Dialogues entre Bourdieu et Chartier : Socrate, Flaubert, Proust, Foucault, etc.

J’ai réécouté, récemment, les cinq entretiens entre Pierre Bourdieu (sociologue) et Roger Chartier (historien) dans l’émission « A voix nue » de France culture, réalisés en 1988. J’en ai relevé quelques bribes, sans ordre ni objectif particulier. Seulement quelques mots que j’ai trouvé éclairant, étonnant ou intriguant et qui, peut-être, donneront à certain.e.s l’envie d’écouter ou de réécouter ces deux savants. Chaque entretien dure trente minutes.

Entretien #1 : « La vérité sociologique a une telle violence qu’elle fait souffrir »

« Il faut répondre à des questions partielles, complètement ».

« Nous travaillons à être vérifiable, falsifiable ».

« Pour me réfuter, il faut se lever de bonne heure ».

« L’écaillement des certitudes » dixit Foucault.

Entretien #2 : « Nous naissons déterminés et nous avons une petite chance de devenir libres »

« Proust est un admirable sociologue ».

« Le premier sociologue est Socrate (…) il faisait des enquêtes ».

« Le sociologue dit des choses que personne ne veut savoir ».

« Qui accroît sa science, accroit sa douleur » (Descartes cité par Bourdieu).

Entretien #3 : « S’il y a quelque chose d’éternel, ce sont les faux problèmes »

« Les sociologues sont des gens à histoire alors que les historiens sont des gens sans histoire ».

Entretien #4 : « L’habitus, ce n’est pas le destin, le fatum »

« L’habitus est un système de virtualité, il ne se révèle qu’en référence à une situation. C’est dans une relation avec une certaine situation que l’habitus produit quelque chose. Il est comme un ressort, mais il faut un déclencheur »

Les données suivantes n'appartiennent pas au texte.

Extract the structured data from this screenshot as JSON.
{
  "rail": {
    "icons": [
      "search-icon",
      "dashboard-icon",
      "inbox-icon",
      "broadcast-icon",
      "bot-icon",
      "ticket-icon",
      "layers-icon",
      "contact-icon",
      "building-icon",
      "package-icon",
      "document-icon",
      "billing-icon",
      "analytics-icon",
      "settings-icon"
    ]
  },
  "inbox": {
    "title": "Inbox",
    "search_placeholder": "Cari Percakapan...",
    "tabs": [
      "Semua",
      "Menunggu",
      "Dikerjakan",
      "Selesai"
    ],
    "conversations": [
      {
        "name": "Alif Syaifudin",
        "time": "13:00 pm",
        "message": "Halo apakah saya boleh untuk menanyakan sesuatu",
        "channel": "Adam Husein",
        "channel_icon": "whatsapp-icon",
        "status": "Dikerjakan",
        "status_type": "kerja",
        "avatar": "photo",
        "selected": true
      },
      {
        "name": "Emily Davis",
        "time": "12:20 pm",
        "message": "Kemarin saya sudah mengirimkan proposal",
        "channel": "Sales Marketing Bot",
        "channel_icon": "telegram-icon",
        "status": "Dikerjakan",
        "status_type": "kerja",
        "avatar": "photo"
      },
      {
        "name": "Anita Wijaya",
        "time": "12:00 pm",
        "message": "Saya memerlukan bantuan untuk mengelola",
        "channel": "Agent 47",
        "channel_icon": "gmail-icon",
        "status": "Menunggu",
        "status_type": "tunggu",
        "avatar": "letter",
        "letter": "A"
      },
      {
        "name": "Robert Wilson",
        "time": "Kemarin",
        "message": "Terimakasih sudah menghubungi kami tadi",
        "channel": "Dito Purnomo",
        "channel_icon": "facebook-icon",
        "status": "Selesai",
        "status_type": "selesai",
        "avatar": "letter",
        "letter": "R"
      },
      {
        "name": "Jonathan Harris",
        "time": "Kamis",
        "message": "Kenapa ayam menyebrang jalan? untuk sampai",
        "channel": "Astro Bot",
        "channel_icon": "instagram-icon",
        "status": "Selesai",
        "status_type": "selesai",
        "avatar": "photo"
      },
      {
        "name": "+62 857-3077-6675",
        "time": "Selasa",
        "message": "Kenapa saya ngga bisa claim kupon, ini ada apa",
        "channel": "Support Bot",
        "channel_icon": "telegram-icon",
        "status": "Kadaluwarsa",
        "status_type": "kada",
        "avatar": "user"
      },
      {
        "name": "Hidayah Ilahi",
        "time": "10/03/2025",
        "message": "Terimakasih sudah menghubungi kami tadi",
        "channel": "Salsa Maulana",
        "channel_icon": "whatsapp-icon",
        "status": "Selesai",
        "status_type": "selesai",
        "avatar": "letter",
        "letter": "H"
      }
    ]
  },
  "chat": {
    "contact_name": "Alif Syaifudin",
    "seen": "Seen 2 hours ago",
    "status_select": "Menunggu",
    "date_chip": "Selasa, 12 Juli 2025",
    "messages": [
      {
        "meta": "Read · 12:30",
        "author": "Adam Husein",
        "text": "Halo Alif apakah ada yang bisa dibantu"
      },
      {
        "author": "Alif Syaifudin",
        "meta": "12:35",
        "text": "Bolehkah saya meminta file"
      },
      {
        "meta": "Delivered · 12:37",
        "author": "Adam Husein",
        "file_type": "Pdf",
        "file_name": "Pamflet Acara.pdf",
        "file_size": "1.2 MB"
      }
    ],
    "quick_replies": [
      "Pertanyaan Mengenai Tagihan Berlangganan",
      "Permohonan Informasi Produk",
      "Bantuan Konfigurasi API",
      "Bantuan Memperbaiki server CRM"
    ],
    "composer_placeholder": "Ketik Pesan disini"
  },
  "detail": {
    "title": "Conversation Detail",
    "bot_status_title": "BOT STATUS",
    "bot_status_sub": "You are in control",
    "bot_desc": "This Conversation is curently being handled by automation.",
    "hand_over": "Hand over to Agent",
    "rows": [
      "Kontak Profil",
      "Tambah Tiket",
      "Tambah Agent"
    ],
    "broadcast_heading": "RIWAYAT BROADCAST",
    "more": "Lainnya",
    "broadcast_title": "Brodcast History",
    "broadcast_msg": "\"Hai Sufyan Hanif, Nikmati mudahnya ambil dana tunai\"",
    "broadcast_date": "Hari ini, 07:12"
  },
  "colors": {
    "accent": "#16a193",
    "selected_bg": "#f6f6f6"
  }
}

Entretien #5 : « Il faut avoir du culot pour résister à l’excommunication »

« Flaubert est un très grand sociologique ; à la fois il évoque le champ c’est-à-dire l’espace des positions, les écrivains d’un côté, les artistes, les banquiers de l’autre, et en même temps il évoque très précisément des personnes, non pas au sens de sujets qui se racontent mais au sens de formules génératrices, c’est-à-dire, là je l’ai montré très précisément à propos des cinq jeunes gens qui sont les héros de L’éducation sentimentale, ce sont des espèces de formule, c’est-à-dire Flaubert les constitue de telle manière qu’on peut prévoir comment il vaut réagir dans des situations différentes ; bon et je crois que ça serait une forme de biographie tout à fait extraordinaire, différente de certains récits biographiques purement descriptifs ».